Life Education doesn’t talk to children about obesity specifically. Instead, educators, along with the Healthy Harold mascot, focus on prevention. “We don’t usually cover medical conditions and diseases in detail. We would use the term ‘overweight’ or an ‘unhealthy weight’ in a general sense only when discussing the possible long-term consequences of an ongoing poor diet and a person’s lack of regular physical activity,” Sloane says.
But while the British trial shows weighing children does reduce obesity, is there a terrible price to pay for promoting smaller BMIs? Critics of the scheme fear weighing children in the school environment could lead to fat shaming, a type of bullying that has been linked with eating disorders such as anorexia and bulimia.
According to the National Eating Disorders Collaboration, about one in 20 Australians has an eating disorder and the rate is increasing. Alarmingly, recent data from the New South Wales Hunter region showed that children as young as six have been presenting with eating disorders.
The effects of eating disorders should not be underestimated: health consequences include long-term heart problems, kidney failure, anaemia and osteoporosis. Women with anorexia nervosa are six to 12 times more likely to die a premature death, including through suicide.
The chief executive of the Butterfly Foundation, Christine Morgan, says that although the causes of eating disorders are very complex, fat shaming could definitely be seen as a contributing factor.
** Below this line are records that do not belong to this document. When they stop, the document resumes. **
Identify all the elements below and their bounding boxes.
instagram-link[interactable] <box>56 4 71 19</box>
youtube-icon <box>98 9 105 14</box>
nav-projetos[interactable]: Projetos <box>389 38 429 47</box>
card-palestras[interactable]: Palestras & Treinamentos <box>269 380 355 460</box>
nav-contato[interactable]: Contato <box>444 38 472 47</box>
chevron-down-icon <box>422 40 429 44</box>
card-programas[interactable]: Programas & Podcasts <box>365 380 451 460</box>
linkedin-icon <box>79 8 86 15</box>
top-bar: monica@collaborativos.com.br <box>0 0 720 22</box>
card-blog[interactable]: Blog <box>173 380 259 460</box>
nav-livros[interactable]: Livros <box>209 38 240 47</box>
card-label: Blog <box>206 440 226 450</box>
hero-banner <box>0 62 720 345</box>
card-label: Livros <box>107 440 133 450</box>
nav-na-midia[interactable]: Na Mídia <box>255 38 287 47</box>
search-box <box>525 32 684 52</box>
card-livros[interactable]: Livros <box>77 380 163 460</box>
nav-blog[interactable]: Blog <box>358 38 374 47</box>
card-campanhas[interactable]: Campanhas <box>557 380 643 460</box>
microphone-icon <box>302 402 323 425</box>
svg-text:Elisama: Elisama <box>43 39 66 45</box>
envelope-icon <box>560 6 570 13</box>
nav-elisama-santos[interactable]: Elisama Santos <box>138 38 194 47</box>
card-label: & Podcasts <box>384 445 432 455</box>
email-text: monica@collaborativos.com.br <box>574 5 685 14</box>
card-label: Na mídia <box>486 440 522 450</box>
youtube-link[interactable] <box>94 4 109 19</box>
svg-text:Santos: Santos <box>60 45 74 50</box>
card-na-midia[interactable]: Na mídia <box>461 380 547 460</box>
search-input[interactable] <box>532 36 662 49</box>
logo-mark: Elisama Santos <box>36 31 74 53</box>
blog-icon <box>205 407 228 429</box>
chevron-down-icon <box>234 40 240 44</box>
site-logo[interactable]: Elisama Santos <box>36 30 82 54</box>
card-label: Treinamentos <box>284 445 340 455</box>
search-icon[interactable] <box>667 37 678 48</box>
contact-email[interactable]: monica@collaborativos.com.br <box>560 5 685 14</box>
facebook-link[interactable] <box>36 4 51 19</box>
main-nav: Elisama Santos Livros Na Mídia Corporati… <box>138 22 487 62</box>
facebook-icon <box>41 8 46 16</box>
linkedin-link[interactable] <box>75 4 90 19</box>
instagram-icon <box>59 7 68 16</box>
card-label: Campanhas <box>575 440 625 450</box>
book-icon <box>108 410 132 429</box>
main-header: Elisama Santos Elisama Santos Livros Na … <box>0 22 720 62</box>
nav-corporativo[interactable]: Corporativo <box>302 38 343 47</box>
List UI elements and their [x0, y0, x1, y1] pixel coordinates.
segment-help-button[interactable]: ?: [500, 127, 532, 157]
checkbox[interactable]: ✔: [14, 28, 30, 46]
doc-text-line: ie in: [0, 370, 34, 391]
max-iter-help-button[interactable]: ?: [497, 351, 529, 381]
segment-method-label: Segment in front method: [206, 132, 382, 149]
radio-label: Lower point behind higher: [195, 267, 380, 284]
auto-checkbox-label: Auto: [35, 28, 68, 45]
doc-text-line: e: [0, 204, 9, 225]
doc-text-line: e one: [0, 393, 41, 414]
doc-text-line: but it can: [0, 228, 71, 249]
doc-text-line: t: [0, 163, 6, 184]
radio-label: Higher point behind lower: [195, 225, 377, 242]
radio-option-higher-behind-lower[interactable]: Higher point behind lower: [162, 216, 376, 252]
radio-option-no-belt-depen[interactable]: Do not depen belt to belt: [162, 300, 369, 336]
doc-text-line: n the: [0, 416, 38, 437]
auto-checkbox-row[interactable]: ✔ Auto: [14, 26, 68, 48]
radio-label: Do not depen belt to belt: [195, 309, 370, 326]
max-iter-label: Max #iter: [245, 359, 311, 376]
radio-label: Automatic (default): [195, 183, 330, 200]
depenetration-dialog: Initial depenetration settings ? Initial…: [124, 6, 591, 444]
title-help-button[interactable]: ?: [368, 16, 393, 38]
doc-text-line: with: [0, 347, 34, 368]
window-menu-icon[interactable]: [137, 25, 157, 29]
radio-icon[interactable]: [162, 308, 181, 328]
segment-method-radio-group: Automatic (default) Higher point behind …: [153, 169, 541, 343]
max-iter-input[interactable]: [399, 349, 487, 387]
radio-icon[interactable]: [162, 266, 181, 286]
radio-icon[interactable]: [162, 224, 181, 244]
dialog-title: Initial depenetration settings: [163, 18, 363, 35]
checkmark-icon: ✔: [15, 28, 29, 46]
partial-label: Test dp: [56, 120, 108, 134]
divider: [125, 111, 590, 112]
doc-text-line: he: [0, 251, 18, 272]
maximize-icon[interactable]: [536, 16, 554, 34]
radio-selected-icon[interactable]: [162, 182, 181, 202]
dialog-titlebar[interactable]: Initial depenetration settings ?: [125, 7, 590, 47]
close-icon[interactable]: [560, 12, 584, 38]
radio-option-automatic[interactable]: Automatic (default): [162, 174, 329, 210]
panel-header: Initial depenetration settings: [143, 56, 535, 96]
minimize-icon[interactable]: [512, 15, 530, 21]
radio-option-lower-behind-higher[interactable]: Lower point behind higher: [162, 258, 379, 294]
Could weighing children at school lead to bullying? Morgan thinks so. “A concern with weighing children in schools is the body shaming between peers that may follow and the emphasis on body shape and size at such a young and vulnerable age.”
Rather than weighing children, Morgan says she would like to see schools doing more to build young people’s emotional awareness, communication skills, resilience and help-seeking behaviours. “Establishing these skills in young people can in turn create positive environments and management skills to prevent concerns from escalating into dieting behaviours and disordered eating and exercise.
“The most important thing a school can do is to create a supportive environment that encourages open conversation and role-models appropriate behaviour.”